# Year of production of Browning Auto-5



## Karl (Aug 7, 2004)

Does anyone have a method to determine the year of manufacture for the 1900-1939 Aut0-5's? Mine is serial number 135797.

Thanks for your help.

Karl


----------



## Sasha and Abby (May 11, 2004)

Pre WWII. They did not start keeping records until after 1939. An old one for sure. :beer:


----------



## buckmaster (Apr 16, 2003)

Go to www.browning.com on the home page there is an area to find the serial numbers to match with the year your gun was made.


----------



## M1Garandfather (Mar 23, 2008)

Hi Karl....I know your post is years old but what the heck , thought I'd write anyways and reply... Since I am a Auto-5 lover as well , I have some info for you... You Browning was made in 1932.

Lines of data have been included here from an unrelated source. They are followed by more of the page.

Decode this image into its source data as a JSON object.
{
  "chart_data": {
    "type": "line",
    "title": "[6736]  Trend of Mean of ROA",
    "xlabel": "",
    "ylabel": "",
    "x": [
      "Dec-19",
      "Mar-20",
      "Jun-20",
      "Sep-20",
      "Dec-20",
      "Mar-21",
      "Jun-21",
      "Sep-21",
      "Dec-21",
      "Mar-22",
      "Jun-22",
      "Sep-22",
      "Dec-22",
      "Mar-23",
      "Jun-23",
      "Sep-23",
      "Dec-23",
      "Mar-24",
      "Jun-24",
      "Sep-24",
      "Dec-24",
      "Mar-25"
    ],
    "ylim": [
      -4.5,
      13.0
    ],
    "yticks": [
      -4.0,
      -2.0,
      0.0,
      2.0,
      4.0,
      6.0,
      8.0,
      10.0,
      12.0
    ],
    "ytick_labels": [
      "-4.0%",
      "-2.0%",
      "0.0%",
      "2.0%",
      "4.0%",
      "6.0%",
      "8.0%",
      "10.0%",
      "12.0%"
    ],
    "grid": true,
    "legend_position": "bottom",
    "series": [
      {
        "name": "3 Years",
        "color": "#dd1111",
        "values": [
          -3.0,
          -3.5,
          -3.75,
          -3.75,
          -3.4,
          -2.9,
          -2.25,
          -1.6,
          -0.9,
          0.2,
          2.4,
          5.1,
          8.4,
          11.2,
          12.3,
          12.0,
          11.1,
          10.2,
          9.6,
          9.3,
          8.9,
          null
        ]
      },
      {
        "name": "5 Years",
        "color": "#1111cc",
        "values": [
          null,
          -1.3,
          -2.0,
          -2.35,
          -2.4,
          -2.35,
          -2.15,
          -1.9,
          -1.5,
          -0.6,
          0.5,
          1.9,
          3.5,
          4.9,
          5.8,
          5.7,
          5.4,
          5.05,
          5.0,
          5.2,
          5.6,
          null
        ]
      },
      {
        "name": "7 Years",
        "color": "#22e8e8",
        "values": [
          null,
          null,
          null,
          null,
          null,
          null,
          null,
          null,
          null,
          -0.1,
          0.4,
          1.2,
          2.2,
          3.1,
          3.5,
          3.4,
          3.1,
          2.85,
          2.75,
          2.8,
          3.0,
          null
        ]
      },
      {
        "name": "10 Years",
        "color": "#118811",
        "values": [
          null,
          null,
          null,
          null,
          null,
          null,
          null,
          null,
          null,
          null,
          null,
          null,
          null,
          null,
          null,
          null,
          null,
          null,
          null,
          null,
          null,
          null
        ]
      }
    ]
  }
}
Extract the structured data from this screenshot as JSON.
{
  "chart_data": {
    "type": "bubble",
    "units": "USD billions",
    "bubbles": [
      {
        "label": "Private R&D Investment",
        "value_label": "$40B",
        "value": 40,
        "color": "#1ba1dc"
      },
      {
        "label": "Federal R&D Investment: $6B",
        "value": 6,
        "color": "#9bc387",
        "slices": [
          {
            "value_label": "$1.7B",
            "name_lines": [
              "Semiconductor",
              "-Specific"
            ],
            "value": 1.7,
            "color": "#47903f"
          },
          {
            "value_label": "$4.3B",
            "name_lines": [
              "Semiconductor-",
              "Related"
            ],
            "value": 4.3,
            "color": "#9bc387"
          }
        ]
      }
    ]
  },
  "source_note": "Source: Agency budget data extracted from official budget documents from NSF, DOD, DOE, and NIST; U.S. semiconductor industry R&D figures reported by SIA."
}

If anyone needs date info , just PM me and I'll try and find out for you.

All the best ,

Bob


----------



## Constantine (Feb 17, 2009)

M1Garandfather said:


> Hi Karl....I know your post is years old but what the heck , thought I'd write anyways and reply... Since I am a Auto-5 lover as well , I have some info for you... You Browning was made in 1932.
> 
> If anyone needs date info , just PM me and I'll try and find out for you.
> 
> ...


Hello Bob,

Probably you could help me too. My Brouning Auto-5, made by FN, Liege inspection stamps, bears number 128823, caliber is 16-65. Have you any idea about the year it was released?


----------



## Ron Gilmore (Jan 7, 2003)

1932 year of Mfg 123001 Start 138000 Stop


----------



## snow (Dec 7, 2007)

Hmmm,my babies have dates stamped right at the magizine feeder tube.


----------